Editorial

GENERALLY SPEAKING, PEOPLE develop

in an art at a rate whereby it is difficult to state that something caused the shift in the way they perceive things.

There are of course exceptions to this, such as if you went on a workshop to learn a new skill that you didn’t have before.

 I started to write this at a time when the 2021 Honours Board had met, but I did not yet know whether I’d been successful or had failed in my attempt.

 In the process of putting the set together, there had been many occasions when I questioned why I was doing this.

Putting the set together was a challenge, taking both time and money.

At the end of the day, was it really important to have a bunch of people telling me whether my work met a standard that they had set?

 Equally, the letters that I would gain after my name had no real relevance beyond the amateur photography community.

That would be different if I was doing photography as my career and seeking the honours within NZIPP.

Therefore, there were lots of times when I questioned why I was doing this.
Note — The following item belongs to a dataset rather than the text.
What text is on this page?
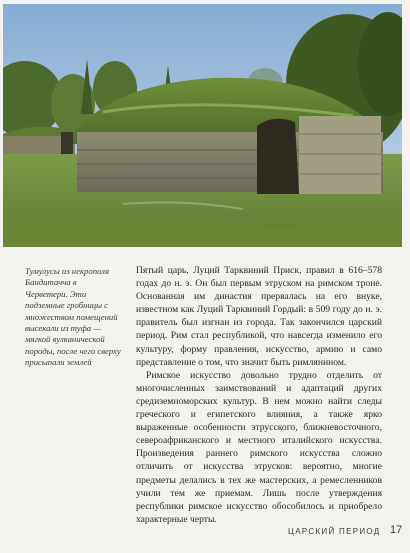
Тумулусы из некрополя Бандитачча в Черветери. Эти подземные гробницы с множеством помещений высекали из туфа — мягкой вулканической породы, после чего сверху присыпали землей

Пятый царь, Луций Тарквиний Приск, правил в 616–578 годах до н. э. Он был первым этруском на римском троне. Основанная им династия прервалась на его внуке, известном как Луций Тарквиний Гордый: в 509 году до н. э. правитель был изгнан из города. Так закончился царский период. Рим стал республикой, что навсегда изменило его культуру, форму правления, искусство, армию и само представление о том, что значит быть римлянином.

Римское искусство довольно трудно отделить от многочисленных заимствований и адаптаций других средиземноморских культур. В нем можно найти следы греческого и египетского влияния, а также ярко выраженные особенности этрусского, ближневосточного, североафриканского и местного италийского искусства. Произведения раннего римского искусства сложно отличить от искусства этрусков: вероятно, многие предметы делались в тех же мастерских, а ремесленников учили тем же приемам. Лишь после утверждения республики римское искусство обособилось и приобрело характерные черты.

ЦАРСКИЙ ПЕРИОД 17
In the first week of March, I finally managed to realise a concept that I had been developing for the best part of a year.

 I had visualised what the set would look like, and I had collected materials along the way.
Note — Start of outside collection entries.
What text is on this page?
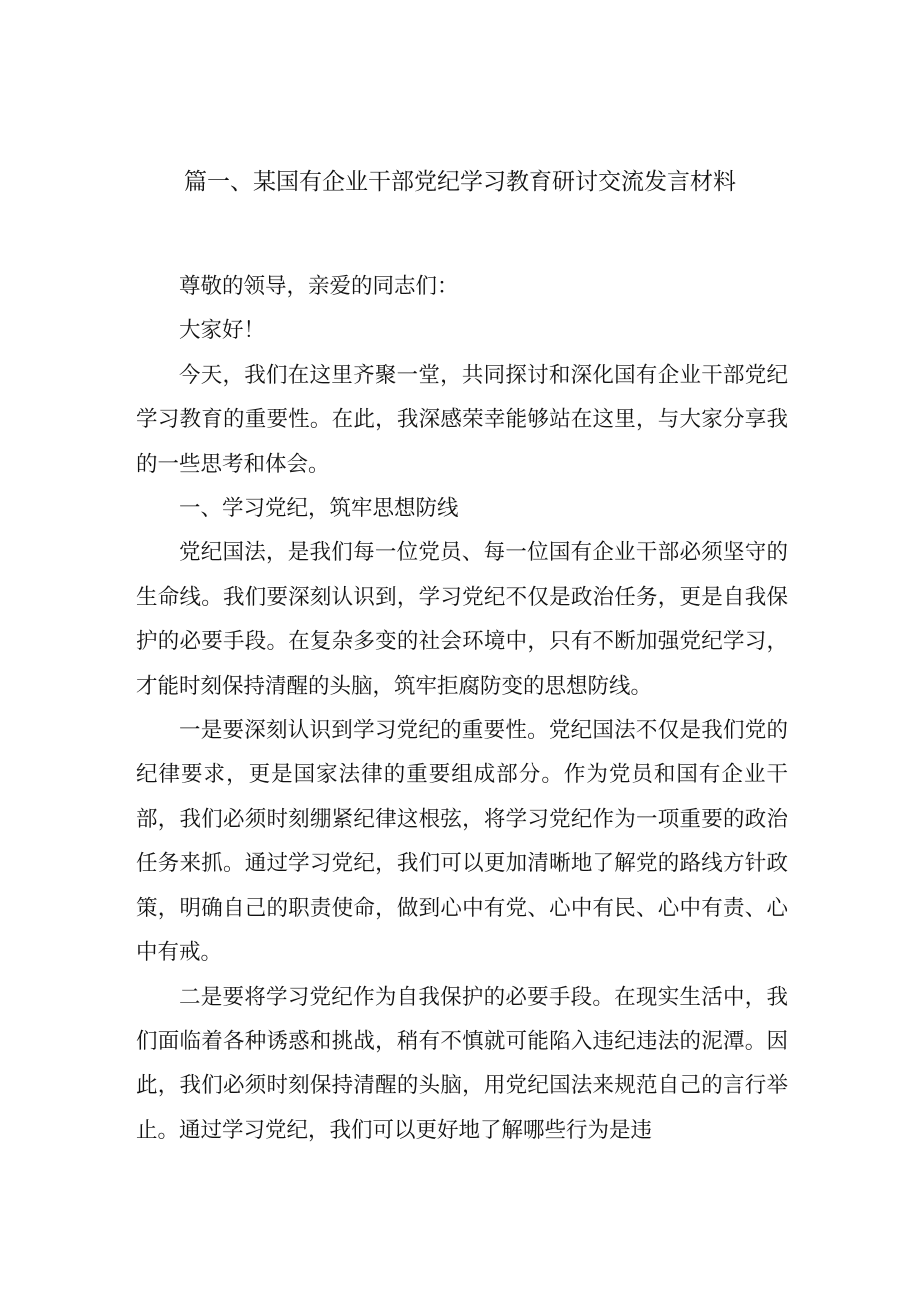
篇一、某国有企业干部党纪学习教育研讨交流发言材料

尊敬的领导，亲爱的同志们：

大家好！

今天，我们在这里齐聚一堂，共同探讨和深化国有企业干部党纪学习教育的重要性。在此，我深感荣幸能够站在这里，与大家分享我的一些思考和体会。

一、学习党纪，筑牢思想防线

党纪国法，是我们每一位党员、每一位国有企业干部必须坚守的生命线。我们要深刻认识到，学习党纪不仅是政治任务，更是自我保护的必要手段。在复杂多变的社会环境中，只有不断加强党纪学习，才能时刻保持清醒的头脑，筑牢拒腐防变的思想防线。

一是要深刻认识到学习党纪的重要性。党纪国法不仅是我们党的纪律要求，更是国家法律的重要组成部分。作为党员和国有企业干部，我们必须时刻绷紧纪律这根弦，将学习党纪作为一项重要的政治任务来抓。通过学习党纪，我们可以更加清晰地了解党的路线方针政策，明确自己的职责使命，做到心中有党、心中有民、心中有责、心中有戒。

二是要将学习党纪作为自我保护的必要手段。在现实生活中，我们面临着各种诱惑和挑战，稍有不慎就可能陷入违纪违法的泥潭。因此，我们必须时刻保持清醒的头脑，用党纪国法来规范自己的言行举止。通过学习党纪，我们可以更好地了解哪些行为是违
The shoot involved a makeup artist and a model, so I had to work with their availability.

I wanted to incorporate fire, and that dictated that the shoot would be made outside.

 Additionally, the costume that I had made was quite minimal, so I needed to shoot when the weather was warm. As I wanted to have full control over the light, I was shooting in the evening.

Obviously, shooting outside meant that we didn’t know if the weather gods would comply or wash it out.